Hi,
I'm doing some math calculations in a code. I noticed something strange in the code below:
a = imread('C:\tqPixels.png'); I = rgb2gray(a);
exp = I.^2
As tqPixels.png is an image with only 4 white pixels (all have 255 value), I thought that exp variable value would be each value powered to itself (255 * 255):
exp = [65025, 65025; 65025, 65025]
However, when I saw exp value in the results, it had the same values variable "I" had:
exp = [255, 255; 255, 255]
Sorry if this is very simple, but why .^2 does not work as it should?
I'm attaching the image and the code here for you to test. I really appreciate any suggestions on this.
a = imread('C:\tqPixels.png');
I = rgb2gray(a);
exp1 = I.^2;

 採用された回答

Roger Stafford
Roger Stafford 2016 年 6 月 17 日

1 投票

I think you need to convert I to ‘double’ before doing the exponentiation on it.
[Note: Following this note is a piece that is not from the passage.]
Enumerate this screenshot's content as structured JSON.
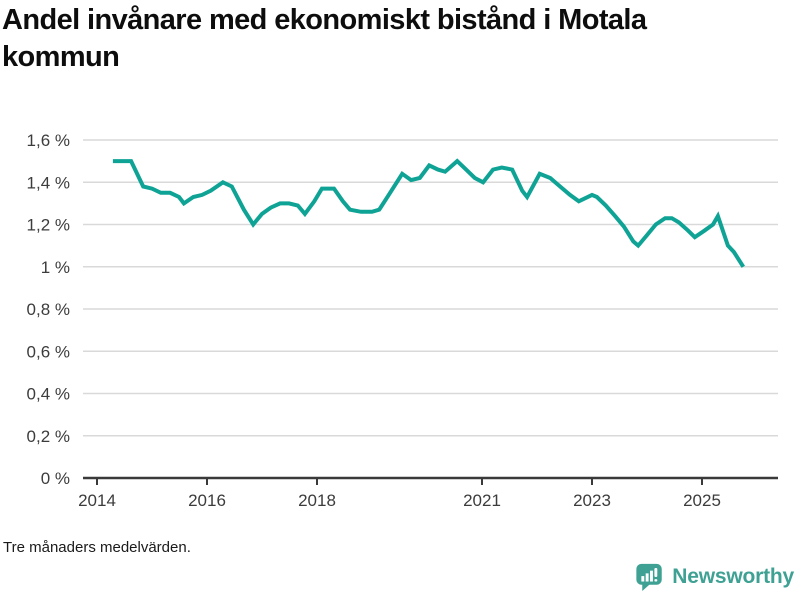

As it is, I believe it is ‘uint8’ type and anything above 255 is set down to just 255. Do this:
exp1 = double(I).^2

4 件のコメント

Image Analyst
Image Analyst 2016 年 6 月 17 日
Note how Roger doesn't use exp for the variable name like you did. exp is a built-in function and you should not use it as a variable name.
Steven Lord
Steven Lord 2016 年 6 月 17 日
This saturation behavior is described in the "Largest and Smallest Values for Integer Classes" section on this documentation page.
Queila Martins
Queila Martins 2016 年 6 月 17 日
That's true, Image Analyst (about variable's name). Thank you for pointing that :D
Also thank you Steven for the link. Very useful!!
Queila Martins
Queila Martins 2016 年 6 月 17 日
Roger, it worked! Now it makes sense. Thank you so much!